KABUL (AFP) – Flash flooding has killed at least 50 people in western Afghanistan, provincial police said on Saturday, a week after hundreds were washed away in the north of the country.
The floods on Friday also destroyed about 2,000 houses, and damaged thousands more homes and businesses, Ghor police spokesman Abdul Rahman Badri said in a statement. The fresh flooding in the country – which is highly vulnerable to climate change – comes as survivors of the May 10 flash floods in northern Baghlan province continue to search for missing relatives.
“Fifty residents of Ghor province were killed by the floods on Friday and a number of others are missing,” Badri said. “These floods have also killed thousands of cattle… They have destroyed hundreds of hectares of agricultural land, hundreds of bridges and culverts, and destroyed thousands of trees,” he added.
Major roads into and within the province were blocked.
Head of the province’s disaster management department Abu Obaidullah said it was an “emergency situation”.
The floods hit several districts in the province, including the capital Chaghcharan, where the streets “are full of mud”, Obaidullah said.

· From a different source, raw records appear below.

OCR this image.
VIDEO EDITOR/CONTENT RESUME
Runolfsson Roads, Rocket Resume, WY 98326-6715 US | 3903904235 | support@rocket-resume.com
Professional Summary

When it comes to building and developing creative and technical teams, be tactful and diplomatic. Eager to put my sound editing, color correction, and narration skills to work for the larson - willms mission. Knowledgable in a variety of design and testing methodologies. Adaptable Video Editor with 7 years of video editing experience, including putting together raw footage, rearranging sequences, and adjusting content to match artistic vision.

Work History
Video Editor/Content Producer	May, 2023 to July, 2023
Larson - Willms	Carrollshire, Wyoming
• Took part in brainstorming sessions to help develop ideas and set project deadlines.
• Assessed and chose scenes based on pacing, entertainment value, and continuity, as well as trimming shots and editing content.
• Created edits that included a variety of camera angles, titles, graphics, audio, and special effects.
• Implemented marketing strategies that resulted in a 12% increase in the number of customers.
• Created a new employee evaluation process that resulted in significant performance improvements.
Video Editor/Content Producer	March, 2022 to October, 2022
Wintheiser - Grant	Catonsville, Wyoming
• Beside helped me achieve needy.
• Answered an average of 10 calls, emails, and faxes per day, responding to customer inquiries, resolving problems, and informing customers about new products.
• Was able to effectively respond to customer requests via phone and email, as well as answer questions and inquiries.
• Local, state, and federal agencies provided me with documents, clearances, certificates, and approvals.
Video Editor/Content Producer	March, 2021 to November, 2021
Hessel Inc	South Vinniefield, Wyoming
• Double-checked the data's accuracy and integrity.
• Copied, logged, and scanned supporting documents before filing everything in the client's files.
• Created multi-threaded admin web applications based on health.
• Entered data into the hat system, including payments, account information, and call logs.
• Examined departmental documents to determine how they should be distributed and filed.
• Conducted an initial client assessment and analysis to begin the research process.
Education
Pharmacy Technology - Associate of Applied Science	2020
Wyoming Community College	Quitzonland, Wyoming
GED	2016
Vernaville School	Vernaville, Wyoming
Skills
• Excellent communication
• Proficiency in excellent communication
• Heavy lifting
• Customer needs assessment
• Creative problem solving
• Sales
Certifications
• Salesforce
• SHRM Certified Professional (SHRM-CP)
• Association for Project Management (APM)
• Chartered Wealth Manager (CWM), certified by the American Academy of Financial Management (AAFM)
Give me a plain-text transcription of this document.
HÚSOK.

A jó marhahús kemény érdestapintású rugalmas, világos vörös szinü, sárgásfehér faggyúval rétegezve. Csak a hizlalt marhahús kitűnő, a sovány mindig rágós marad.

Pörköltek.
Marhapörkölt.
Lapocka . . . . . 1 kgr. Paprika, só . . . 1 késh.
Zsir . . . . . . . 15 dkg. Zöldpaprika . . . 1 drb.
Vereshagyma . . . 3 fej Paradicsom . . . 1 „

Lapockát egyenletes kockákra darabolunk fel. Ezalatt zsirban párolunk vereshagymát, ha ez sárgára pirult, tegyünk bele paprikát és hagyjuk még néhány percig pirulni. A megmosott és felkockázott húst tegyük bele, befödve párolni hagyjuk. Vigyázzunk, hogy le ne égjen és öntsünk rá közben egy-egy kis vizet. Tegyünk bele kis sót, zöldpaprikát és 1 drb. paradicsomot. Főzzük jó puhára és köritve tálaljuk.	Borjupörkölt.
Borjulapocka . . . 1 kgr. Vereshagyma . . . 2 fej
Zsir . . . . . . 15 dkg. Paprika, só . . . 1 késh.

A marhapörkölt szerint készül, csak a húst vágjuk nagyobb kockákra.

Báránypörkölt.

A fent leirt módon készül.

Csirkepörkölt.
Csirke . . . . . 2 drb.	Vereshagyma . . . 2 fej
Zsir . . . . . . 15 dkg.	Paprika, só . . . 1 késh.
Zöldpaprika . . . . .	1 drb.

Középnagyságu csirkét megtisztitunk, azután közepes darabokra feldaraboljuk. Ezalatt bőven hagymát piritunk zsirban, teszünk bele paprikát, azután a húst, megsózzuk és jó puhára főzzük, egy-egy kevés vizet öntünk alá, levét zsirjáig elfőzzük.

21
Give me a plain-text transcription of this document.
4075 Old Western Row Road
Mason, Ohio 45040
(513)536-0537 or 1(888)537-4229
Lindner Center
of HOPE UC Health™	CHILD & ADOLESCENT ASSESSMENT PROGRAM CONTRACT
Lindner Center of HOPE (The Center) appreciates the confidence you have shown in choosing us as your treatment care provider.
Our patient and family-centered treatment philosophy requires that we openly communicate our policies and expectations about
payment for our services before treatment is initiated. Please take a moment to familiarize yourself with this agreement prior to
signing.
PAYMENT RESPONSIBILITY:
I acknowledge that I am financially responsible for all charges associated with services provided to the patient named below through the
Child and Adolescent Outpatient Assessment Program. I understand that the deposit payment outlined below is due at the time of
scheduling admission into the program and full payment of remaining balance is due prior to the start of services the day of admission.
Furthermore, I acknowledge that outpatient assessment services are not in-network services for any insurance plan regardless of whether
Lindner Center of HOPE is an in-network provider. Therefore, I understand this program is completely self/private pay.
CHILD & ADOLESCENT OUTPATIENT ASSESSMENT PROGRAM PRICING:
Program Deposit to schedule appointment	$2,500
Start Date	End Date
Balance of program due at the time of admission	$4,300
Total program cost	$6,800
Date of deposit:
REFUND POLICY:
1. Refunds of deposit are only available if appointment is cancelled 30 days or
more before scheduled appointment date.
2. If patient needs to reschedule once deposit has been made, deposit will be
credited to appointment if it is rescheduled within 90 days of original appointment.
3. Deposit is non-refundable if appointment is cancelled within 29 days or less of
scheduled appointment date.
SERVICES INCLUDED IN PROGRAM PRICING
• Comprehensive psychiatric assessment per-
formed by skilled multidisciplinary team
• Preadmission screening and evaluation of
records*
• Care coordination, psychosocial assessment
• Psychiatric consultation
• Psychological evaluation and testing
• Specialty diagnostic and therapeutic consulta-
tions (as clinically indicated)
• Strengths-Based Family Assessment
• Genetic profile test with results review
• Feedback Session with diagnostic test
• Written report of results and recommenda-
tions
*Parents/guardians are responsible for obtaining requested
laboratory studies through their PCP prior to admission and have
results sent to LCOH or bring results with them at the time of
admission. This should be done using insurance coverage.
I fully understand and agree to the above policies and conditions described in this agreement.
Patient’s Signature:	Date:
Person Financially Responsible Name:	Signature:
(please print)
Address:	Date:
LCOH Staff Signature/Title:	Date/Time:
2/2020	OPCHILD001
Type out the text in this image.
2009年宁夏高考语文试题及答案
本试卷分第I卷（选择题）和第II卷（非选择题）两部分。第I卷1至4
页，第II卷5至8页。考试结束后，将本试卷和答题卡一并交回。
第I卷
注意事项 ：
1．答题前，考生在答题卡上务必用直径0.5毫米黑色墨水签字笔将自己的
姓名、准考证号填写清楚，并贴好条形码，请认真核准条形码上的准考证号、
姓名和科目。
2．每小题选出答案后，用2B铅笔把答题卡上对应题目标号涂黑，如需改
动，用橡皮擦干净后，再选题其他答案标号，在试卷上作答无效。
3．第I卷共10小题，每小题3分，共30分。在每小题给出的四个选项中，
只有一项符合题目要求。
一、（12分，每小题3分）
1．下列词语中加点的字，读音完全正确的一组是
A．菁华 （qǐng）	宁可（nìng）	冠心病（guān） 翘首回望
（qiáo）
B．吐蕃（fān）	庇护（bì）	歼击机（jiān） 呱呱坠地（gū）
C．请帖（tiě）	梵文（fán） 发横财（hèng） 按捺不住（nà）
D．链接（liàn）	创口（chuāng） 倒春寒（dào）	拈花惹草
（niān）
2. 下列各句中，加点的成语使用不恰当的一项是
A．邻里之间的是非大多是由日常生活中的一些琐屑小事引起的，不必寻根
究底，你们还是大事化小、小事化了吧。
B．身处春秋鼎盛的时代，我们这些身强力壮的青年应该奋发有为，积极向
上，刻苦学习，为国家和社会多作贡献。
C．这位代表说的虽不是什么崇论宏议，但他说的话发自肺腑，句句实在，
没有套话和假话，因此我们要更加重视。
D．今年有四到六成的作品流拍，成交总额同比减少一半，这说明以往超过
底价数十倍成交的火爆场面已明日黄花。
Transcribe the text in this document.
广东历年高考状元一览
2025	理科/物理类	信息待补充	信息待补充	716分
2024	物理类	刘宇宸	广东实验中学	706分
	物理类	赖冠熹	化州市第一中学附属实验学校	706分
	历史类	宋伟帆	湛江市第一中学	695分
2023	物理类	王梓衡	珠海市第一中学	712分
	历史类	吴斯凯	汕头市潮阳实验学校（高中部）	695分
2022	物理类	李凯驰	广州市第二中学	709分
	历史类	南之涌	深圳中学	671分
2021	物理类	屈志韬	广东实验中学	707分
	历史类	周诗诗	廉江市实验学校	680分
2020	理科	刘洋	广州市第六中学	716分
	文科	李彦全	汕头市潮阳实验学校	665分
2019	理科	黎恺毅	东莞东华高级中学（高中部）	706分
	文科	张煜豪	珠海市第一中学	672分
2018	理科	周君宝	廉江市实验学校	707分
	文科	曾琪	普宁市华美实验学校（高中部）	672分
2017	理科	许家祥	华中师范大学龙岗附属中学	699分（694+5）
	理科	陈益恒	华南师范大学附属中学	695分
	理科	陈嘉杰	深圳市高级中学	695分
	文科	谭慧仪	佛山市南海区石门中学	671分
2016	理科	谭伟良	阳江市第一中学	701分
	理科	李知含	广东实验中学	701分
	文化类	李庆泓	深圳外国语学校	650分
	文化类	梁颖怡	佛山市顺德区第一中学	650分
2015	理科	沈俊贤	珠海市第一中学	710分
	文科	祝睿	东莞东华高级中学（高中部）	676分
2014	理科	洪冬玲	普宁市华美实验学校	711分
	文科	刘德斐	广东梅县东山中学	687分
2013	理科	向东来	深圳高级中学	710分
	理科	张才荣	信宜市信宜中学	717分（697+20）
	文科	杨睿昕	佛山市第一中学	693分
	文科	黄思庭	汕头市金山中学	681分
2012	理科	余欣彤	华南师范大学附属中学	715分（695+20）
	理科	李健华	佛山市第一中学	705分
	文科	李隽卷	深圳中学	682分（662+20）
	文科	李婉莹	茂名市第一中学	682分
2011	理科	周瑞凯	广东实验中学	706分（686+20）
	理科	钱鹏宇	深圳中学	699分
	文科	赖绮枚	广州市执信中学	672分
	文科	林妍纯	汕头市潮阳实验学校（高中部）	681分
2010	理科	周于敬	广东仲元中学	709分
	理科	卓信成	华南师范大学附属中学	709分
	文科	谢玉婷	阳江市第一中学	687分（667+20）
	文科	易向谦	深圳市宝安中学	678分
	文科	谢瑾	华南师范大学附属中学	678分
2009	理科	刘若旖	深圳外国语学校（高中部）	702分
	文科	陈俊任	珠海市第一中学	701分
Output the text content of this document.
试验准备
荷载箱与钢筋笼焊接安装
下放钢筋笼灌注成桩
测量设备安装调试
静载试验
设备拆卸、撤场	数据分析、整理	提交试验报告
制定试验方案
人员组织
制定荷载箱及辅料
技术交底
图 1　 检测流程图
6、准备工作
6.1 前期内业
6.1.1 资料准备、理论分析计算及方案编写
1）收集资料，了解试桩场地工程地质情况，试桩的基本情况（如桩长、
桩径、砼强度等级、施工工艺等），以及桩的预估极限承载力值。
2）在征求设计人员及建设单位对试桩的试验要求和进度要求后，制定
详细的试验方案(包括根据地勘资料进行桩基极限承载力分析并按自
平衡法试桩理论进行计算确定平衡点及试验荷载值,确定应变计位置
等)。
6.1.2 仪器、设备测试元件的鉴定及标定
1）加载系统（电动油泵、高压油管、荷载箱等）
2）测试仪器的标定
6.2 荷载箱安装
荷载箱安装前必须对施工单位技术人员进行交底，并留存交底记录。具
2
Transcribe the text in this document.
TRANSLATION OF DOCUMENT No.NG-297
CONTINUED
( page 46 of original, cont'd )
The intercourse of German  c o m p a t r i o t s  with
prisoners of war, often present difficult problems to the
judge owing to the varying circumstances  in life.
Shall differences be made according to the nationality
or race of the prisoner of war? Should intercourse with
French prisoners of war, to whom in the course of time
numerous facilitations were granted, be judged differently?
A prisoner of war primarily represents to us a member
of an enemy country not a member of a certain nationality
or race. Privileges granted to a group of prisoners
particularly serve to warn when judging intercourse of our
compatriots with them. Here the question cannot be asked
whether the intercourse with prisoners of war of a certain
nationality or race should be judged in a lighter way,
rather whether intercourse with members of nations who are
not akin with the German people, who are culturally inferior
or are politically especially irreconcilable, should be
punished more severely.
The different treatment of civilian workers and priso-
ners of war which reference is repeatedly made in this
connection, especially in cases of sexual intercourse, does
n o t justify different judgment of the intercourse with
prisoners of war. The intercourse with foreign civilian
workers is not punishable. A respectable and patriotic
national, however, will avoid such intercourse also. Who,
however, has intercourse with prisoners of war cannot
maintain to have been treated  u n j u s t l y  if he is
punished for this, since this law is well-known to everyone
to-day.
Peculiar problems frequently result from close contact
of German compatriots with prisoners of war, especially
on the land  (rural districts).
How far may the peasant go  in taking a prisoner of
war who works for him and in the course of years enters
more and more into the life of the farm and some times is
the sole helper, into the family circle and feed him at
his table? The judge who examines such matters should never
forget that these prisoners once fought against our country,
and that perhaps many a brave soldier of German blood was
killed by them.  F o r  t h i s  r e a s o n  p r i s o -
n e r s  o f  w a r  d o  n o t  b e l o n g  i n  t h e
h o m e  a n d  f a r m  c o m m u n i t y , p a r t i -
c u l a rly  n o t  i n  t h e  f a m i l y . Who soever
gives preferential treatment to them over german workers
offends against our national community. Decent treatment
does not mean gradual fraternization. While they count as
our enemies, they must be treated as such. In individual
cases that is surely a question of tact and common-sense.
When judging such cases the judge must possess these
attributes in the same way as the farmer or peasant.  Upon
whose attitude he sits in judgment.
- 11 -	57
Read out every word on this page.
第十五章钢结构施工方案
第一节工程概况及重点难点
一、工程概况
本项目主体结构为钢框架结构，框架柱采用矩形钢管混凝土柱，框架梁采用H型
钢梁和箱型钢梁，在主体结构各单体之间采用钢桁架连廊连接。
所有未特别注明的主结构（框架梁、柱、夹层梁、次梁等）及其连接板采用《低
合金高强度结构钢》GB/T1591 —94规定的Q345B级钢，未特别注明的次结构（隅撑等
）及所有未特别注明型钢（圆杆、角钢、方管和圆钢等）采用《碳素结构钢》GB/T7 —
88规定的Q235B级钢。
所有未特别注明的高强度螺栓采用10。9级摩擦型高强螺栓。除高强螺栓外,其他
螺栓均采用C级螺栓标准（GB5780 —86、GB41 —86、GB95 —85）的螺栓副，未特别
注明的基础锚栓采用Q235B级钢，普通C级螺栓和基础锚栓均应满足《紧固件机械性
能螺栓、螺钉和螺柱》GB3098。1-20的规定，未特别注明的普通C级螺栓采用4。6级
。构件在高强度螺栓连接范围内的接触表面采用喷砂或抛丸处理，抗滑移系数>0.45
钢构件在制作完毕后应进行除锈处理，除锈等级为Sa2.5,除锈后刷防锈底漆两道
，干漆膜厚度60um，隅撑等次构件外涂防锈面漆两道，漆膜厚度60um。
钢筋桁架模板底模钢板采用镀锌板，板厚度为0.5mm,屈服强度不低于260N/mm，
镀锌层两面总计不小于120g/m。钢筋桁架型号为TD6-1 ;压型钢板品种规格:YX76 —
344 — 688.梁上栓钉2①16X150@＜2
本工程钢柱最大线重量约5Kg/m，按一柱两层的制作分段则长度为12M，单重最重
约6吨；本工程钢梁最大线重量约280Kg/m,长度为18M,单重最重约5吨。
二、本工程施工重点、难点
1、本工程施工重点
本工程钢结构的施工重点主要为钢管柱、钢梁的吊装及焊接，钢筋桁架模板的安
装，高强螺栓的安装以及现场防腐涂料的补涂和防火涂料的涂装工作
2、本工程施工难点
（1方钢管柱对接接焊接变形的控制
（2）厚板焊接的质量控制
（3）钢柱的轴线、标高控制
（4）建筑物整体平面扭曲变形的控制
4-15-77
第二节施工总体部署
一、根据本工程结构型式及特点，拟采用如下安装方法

“The situation is really concerning,” he told AFP, adding that victims were in need of shelter, food
and water.
The UN’s World Food Programme (WFP) and Taleban officials said over 300 people died as a result of the flood disaster earlier this month that left homes and roads coated in thick mud. The destruction of roads and bridges hampered rescue efforts, with United Nations agencies and Taleban authorities warning the death tolls would rise.